Böylece bu gençlerin, Türkiye ile Gönül Bağları da kopmuş oluyor. O bakımdan ben sembolik olarak bir zamanlar olduğu gibi 1000 Euro’ya inmişti tekrar 1000 Euro’ya indirilmesi gerektiğini düşünüyorum. Bu gençler eskiden işini gücünü bırakıp 3 aylığına askere gidiyorlardı. Gerçi bildiğim kadarıyla zaten bu durum ortadan kalktı. Bin Euro verip bu gönül bağını muhafaza etmelerini diliyorum etmeleri iyi olur diyorum. Ayrıca Türkiye ile toplumumuzun ilişkilerini yalnız Cami ilişkisine indirgememek lazım. Elbette dinsiz millet olmaz elbette dinimize sahip çıkacağız Ancak bu tamamıyla herkesin Allah’la olan bağlantısına inancına bağlı olan bir problem bunu burada bilhassa şu sırada bütün Avrupa’da İslamofobi rüzgarlarına karşı daha dikkatli olmamız lazım, bu islamofobi rüzgarlarının Türkofobi rüzgarına dönmemesi için.
Bunlarda çalışmalarımız sonrası ortaya çıkan eserler kitapları da göstereyim önce Türk-Fransız ilişkileri Türkçe baskısı Fransızca baskısı çok güzel Ondan sonra benim resim koleksiyonumu belirten kitap ondan sonra yaptığımız sempozyumun bildirilerini içeren kitap daha sonra yine de yaptığımız bir serginin kataloğu.
Tansu Sarıtaylı: Doktor bey verdiğiniz bu bilgiler için çok teşekkür ederim. Çok büyük bir bilgi birikimi bu anlattıklarınız. Gelecekteki nesiller için ağzınıza sağlık size başarılar diliyorum. Daha yeni yeni projeler bekliyoruz.

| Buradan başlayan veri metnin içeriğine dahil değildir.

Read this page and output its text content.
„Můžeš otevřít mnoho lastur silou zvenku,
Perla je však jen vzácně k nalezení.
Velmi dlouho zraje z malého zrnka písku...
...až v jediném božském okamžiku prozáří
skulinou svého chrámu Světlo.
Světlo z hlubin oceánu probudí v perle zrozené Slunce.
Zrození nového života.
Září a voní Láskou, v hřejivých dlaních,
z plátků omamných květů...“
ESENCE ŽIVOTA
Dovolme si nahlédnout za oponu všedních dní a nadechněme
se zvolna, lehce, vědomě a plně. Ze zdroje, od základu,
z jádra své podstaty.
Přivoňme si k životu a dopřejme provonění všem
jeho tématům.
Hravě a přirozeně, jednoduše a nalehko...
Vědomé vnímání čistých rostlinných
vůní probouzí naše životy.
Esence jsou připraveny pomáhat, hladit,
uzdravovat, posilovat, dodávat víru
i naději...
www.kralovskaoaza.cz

Dr.Fıtrat Demir Onger: Ben çok teşekkür ediyorum İnşallah çok uzun olmamıştır her şey için teşekkür ediyorum. Ayrıca geldiğiniz için ve Fransa’daki Sivil Toplum Örgütü olarak 40 yıldan fazla ve eski en uzun çalışmaları olan bir dernekle bu çalışmaları başlattığınız için.